The Bosnian state prosecution charged former police officer Miodrag Djurkic with carrying out crimes against humanity, including prisoner abuse, in 1992.
Djurkic allegedly illegally arrested, detained and abused non-Serb civilians on ethnic and religious grounds in the Donji Vakuf municipality.
According to the prosecution, Djurkic committed his crimes from June 1992 to the end of September 1992, while working in his position as a criminal technician at the police’s Donji Vakuf Public Security Station.
The prosecution also alleged that Djurkic carried out prisoner abuse from July to September 1992 in his role as the warden of the Vrbaspromet detention facility, under the jurisdiction of the Donji Vakuf Public Security Station.
In a statement delivered to court, the prosecution said that Djurkic oversaw the illegal arrest and detention of some 100 non-Serb civilians. They were then taken to the Vrbaspromet detention facility in Donji Vakuf.
The ensuing prisoner abuse included “torture, abuse, cruel beatings and inhumane treatment” which ultimately “resulted in the deaths of two civilians,” said the prosecution.
In addition, four civilian prisoners were removed to an unknown location. Their bodies have never been found, the statement read.
Djurkic allegedly committed the prisoner abuse as part of a systematic attack on the non-Serb population in the Donji Vakuf municipality.
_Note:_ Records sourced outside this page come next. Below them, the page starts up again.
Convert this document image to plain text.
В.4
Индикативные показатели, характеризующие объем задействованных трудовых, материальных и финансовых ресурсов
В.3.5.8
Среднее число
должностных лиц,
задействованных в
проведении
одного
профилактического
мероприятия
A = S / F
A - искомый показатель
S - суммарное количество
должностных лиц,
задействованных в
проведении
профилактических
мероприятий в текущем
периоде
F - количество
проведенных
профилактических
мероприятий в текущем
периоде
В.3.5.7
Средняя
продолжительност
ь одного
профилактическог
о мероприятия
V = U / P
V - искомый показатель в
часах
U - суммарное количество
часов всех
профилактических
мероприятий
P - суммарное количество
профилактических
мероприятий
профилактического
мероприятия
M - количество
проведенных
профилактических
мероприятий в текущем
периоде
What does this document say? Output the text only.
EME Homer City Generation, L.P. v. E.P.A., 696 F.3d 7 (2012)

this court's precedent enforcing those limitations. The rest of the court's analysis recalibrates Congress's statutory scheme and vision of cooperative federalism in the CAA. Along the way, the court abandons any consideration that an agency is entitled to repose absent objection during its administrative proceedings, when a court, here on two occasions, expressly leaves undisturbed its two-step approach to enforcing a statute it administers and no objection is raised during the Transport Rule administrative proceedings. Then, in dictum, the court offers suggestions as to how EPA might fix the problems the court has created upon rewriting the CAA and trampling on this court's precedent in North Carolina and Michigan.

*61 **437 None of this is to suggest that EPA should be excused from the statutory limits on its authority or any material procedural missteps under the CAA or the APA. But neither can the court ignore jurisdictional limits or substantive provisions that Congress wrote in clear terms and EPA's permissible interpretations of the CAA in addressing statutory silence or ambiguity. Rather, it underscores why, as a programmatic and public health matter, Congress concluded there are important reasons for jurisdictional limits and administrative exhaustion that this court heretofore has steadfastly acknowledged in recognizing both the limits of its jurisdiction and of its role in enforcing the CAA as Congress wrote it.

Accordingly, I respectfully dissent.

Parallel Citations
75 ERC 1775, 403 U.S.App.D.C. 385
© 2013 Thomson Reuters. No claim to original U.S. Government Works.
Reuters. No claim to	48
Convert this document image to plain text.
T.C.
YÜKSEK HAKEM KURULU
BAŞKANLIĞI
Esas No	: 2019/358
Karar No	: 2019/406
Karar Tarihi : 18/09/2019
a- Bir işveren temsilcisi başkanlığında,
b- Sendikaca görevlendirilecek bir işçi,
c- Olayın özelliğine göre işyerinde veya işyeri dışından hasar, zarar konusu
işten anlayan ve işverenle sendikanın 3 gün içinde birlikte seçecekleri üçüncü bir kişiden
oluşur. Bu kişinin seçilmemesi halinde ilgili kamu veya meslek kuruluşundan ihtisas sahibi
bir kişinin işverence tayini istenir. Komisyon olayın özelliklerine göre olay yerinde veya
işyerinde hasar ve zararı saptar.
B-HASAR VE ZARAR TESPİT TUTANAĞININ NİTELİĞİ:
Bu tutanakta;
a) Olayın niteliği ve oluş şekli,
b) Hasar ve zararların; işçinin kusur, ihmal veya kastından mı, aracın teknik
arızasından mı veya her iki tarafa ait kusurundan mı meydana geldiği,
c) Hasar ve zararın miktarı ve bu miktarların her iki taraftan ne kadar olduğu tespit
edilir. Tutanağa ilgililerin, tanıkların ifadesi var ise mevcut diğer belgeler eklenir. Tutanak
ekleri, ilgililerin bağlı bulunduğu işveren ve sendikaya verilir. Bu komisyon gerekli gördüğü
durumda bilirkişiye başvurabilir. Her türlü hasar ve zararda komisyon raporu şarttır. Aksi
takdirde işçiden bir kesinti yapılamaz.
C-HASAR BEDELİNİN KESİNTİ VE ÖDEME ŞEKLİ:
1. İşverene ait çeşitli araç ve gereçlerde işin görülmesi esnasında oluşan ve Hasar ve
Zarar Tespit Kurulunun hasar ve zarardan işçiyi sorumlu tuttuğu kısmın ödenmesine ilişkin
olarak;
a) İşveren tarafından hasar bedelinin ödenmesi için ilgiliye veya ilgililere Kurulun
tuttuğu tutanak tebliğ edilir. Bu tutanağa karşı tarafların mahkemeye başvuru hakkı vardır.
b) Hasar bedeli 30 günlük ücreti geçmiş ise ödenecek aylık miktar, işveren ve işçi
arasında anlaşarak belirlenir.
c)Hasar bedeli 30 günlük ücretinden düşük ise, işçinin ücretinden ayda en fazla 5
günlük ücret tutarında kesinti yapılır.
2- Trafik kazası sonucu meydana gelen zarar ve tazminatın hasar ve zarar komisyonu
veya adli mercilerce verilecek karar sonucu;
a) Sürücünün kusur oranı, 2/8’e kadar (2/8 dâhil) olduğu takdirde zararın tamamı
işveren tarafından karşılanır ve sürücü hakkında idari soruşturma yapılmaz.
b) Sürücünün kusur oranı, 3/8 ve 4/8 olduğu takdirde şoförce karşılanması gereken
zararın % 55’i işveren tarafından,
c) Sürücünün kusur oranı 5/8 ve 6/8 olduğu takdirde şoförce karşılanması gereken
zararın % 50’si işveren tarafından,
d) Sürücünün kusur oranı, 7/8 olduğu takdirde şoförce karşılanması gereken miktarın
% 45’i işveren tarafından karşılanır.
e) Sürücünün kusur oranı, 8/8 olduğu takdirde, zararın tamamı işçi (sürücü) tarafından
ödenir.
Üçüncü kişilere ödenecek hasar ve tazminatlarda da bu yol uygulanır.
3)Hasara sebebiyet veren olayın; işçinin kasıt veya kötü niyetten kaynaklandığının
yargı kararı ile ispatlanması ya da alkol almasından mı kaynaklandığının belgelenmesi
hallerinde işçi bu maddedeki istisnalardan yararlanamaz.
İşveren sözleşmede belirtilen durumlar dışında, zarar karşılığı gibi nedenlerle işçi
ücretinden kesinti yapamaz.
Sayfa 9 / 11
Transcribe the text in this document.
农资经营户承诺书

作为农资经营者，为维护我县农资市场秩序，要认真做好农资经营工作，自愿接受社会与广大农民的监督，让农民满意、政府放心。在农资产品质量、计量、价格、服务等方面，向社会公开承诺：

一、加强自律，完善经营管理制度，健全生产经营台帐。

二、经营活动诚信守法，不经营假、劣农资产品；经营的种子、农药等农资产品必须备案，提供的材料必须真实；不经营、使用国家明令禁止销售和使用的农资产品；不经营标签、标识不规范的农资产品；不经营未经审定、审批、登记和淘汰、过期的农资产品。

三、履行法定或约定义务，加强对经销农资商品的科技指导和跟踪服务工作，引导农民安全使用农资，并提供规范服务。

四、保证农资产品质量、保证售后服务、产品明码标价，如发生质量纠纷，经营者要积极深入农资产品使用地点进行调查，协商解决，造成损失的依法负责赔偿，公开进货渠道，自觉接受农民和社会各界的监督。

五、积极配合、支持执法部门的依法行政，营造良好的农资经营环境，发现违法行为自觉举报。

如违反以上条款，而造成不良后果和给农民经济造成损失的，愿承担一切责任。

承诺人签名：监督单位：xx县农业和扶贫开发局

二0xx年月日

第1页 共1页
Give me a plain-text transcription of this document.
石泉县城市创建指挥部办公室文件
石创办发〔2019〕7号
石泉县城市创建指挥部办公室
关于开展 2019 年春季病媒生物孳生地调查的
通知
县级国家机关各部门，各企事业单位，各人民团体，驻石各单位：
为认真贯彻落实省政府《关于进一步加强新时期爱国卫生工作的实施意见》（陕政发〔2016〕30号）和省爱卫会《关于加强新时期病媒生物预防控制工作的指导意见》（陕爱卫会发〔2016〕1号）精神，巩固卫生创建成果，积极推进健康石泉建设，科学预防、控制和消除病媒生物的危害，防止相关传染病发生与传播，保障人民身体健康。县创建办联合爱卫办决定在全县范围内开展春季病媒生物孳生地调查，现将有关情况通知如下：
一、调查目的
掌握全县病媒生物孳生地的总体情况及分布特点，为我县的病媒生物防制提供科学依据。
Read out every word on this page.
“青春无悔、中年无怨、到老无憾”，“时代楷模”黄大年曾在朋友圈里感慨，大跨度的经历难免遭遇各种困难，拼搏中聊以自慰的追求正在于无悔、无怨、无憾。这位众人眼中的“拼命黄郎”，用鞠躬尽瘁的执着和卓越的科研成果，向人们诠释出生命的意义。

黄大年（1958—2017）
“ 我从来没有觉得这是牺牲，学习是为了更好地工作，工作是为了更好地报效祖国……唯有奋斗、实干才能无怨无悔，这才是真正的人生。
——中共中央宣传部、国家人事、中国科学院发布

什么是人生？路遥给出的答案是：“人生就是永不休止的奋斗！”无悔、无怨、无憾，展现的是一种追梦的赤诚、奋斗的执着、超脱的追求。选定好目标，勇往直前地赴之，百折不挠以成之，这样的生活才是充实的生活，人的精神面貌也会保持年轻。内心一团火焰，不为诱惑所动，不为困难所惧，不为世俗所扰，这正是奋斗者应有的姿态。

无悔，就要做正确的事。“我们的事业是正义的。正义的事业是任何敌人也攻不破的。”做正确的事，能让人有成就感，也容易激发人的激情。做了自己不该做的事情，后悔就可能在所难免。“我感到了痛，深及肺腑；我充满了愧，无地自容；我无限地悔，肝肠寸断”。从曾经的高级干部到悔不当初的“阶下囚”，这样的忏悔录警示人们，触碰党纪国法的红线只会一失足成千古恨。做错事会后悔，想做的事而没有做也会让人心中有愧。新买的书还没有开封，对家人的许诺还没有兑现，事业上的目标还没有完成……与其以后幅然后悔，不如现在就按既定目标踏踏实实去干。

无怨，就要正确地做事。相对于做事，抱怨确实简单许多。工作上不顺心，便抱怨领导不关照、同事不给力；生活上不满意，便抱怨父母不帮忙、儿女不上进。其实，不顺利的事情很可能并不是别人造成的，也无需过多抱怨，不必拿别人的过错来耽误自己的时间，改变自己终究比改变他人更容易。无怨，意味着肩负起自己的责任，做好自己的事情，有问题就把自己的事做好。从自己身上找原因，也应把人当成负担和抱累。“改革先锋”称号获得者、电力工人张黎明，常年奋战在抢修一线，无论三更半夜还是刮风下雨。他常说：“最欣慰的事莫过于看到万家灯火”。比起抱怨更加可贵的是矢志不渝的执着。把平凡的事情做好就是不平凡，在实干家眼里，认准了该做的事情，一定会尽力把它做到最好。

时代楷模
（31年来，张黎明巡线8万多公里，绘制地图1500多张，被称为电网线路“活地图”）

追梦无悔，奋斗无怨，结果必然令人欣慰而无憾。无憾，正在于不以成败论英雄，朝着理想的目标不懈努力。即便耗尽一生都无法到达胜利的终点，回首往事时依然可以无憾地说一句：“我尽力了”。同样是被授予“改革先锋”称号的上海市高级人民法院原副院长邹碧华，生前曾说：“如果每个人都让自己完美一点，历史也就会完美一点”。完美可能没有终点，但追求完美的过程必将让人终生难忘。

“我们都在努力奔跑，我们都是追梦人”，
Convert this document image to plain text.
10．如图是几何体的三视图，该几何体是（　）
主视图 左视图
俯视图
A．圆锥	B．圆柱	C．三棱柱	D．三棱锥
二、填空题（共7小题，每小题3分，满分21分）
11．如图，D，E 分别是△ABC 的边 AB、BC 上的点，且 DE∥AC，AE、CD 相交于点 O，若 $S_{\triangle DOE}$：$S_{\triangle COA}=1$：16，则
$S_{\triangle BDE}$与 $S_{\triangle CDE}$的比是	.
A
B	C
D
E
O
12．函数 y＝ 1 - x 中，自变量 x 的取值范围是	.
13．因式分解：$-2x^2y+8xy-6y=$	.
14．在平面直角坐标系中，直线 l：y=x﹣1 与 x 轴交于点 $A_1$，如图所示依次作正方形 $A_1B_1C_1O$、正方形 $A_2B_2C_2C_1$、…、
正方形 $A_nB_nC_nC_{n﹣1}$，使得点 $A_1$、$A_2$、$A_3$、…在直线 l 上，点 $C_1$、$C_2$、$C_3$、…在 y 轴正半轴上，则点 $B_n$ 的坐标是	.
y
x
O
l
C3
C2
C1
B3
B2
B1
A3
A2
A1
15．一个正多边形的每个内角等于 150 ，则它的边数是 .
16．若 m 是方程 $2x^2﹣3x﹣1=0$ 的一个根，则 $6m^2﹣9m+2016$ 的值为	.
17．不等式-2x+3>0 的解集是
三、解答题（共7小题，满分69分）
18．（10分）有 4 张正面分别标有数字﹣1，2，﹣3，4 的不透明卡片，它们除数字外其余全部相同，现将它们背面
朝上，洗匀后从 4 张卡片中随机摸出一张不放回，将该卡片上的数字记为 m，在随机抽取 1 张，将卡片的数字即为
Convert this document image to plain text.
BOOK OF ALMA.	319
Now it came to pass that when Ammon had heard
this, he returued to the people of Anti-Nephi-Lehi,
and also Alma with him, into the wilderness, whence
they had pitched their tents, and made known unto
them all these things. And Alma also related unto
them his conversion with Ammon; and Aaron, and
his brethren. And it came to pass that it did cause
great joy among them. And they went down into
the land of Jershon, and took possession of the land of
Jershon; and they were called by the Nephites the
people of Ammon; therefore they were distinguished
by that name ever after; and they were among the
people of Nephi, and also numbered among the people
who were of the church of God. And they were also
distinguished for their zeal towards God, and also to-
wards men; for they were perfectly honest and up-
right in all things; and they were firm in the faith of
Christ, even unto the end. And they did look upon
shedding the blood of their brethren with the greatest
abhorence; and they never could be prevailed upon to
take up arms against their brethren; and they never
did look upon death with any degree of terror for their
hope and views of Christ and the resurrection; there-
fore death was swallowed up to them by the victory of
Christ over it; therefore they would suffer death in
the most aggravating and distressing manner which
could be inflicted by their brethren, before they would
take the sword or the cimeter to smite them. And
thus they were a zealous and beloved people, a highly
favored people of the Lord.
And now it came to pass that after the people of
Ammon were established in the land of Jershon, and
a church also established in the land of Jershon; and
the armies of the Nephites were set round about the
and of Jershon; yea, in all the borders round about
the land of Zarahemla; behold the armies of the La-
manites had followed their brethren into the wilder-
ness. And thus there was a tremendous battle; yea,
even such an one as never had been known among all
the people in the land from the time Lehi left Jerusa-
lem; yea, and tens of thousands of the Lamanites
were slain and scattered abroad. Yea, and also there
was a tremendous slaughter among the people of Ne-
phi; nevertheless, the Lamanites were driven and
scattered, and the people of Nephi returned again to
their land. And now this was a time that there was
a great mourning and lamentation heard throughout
Earlier this month, a Serbian court found ex-policeman Milorad Jovanovic guilty of torturing prisoners during the same period.
According to the Belgrade court, Jovanovic also tortured non-Serb prisoners. One of the prisoners died as a result of his abuse.
The Bosnian War was an ethnically-rooted war that took place from 1992 to 1995 in Bosnia and Herzegovina. The country is a former republic of Yugoslavia, and made up of a multiethnic population including Bosniaks (Bosnian Muslims), Serbs and Croats.
For close to two decades, Serbian and Bosnian authorities have been pursuing war crimes trials against individuals involved in the fighting throughout the Bosnian War. The most prominent cases have been those brought against Serb and Bosnian Serb authorities.
Former Serbian president Slobodan Milošević, for example, was arrested in 2001 and charged with genocide and crimes against humanity. He died in 2006 before his trial had concluded. Former Bosnian Croat military general Slobodan Praljak rejected his own war crimes ruling delivered in 2017, and ended his life by drinking from a bottle of poison that he had smuggled into the courtroom.